SEATTLE (AP) - Andrew Elliott is hoping to score one of the golden tickets of Washington’s legal marijuana industry: a license to sell pot, granted in part on a series of high-tech lotteries held this week.
He almost didn’t get a shot. Just days before the lotteries began, the state’s Liquor Control Board informed him he had been disqualified because his proposed pot shop in Seattle’s Queen Anne neighborhood was too close to an area frequented by children - a game arcade which, it turns out, doesn’t exist.
Interviews with applicants and their attorneys detail a number of reported problems, from one rejection based on a typo to potential issues with the state’s software to technicalities that torpedoed what might otherwise have been strong applications.
Most troubling, they say, is that some people weren’t informed until this week, after the lotteries had started, that they’d been disqualified, leaving them no meaningful way to appeal what might have been mistaken decisions by the board.
A Cowlitz County Superior Court judge on Thursday halted the lottery for marijuana retail licenses in Longview until a hearing set for May 7. An applicant there, attorney Liz Hallock, sought the order, arguing that the board’s reason for disqualifying one of her applications was vague.
In an interview Friday, Alan Rathbun, the board’s licensing director, and Becky Smith, its marijuana program manager, said they were confident the board had treated all applicants fairly, and that they had even erred on the side of including people in the lottery.
Three people, including Elliott, who quickly pointed out errors in the board’s decision to reject them were reinstated in time for the lottery, they noted. They said the board so far has received fewer than 10 requests for an appeal of lottery rejections.
Rathbun said there would be an appeal process, but he and Smith acknowledged they don’t know what the remedy would be for applicants who win their appeal.

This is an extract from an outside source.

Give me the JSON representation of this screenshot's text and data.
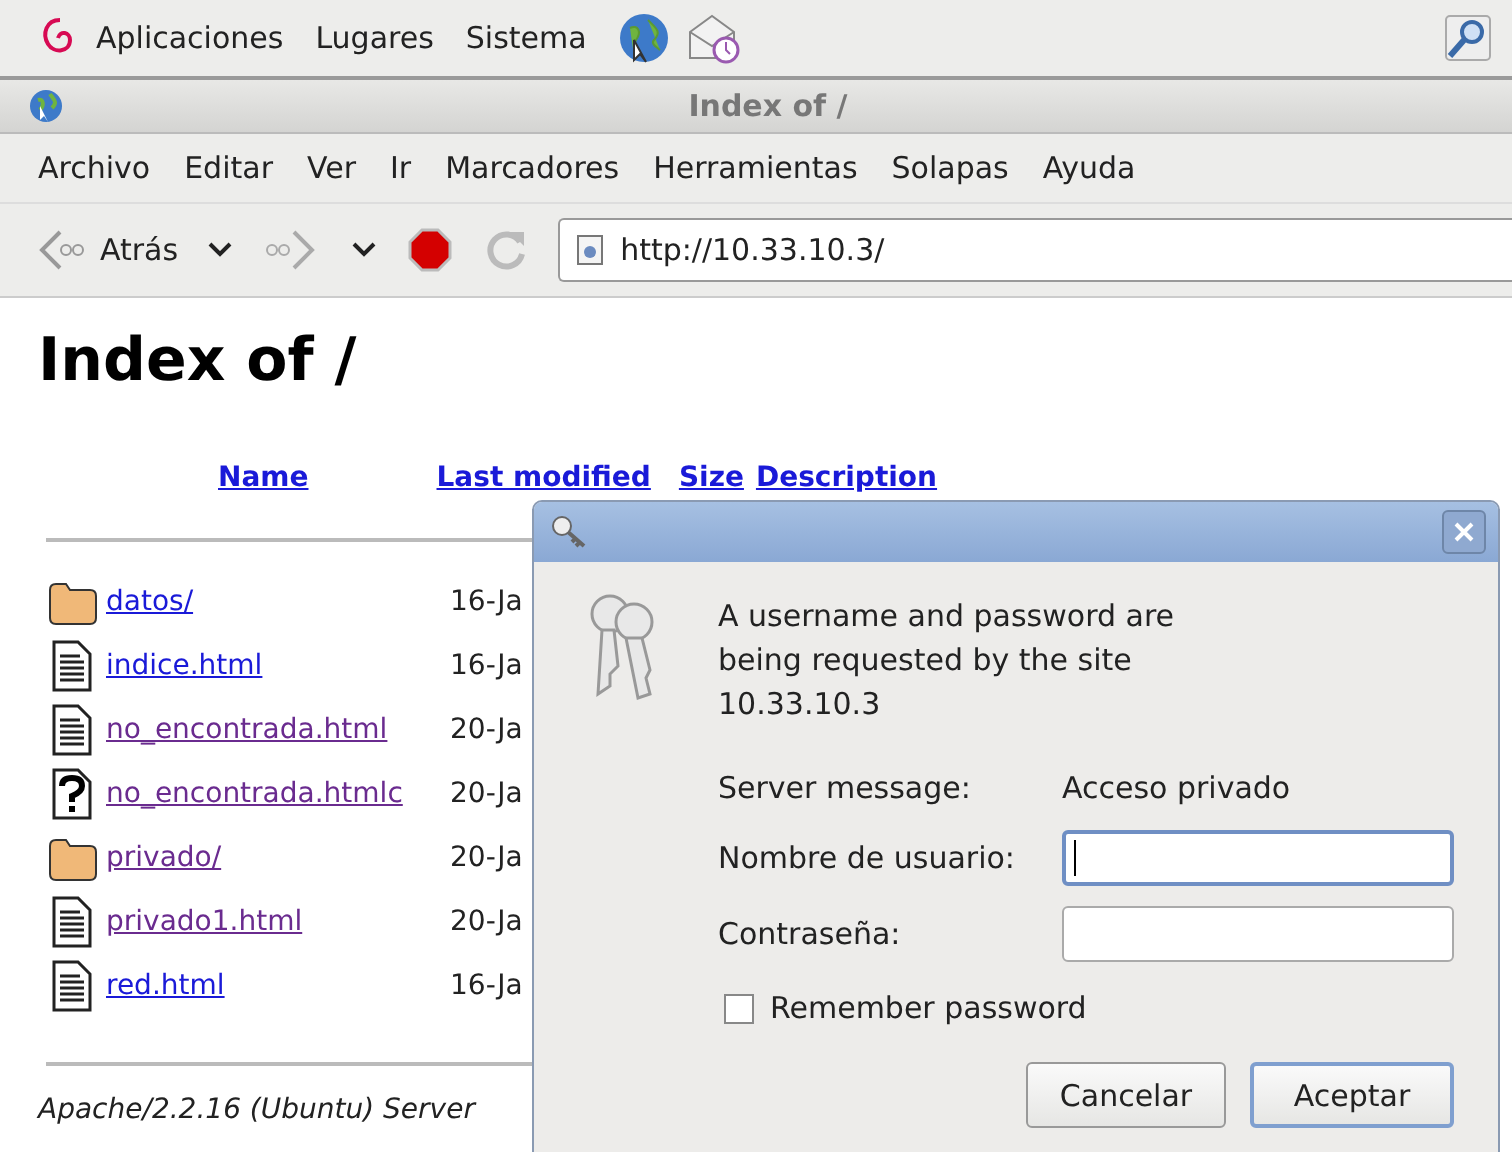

By that point, the lottery will have taken place without them.
“We couldn’t delay the lottery to wait for all potential appeals to come through,” Rathbun said.
The board is pushing to have pot shops open by early summer. It is initially limiting the number of stores statewide to 334, but it received more than 2,100 applications for licenses. It hired Washington State University to hold lotteries this week, with randomly generated numbers assigned to applicants, for 78 cities and counties where there were more applicants than there will be licenses awarded.
Those who score a low number in the lottery get first crack at being approved for a license.
Beginning in late February, applicants had a month to submit five pieces of information, including their criminal history and a lease or signed “letter of intent” from a landlord indicating that they had a valid location for a pot shop, to be cleared for the lottery.
For weeks, the board has warned of a high rate of failure.
Many of those who completed their applications still faced disqualification if their proposed location was within 1,000 feet of a school, day care, game arcade or other venue frequented by children, or if their criminal history was problematic.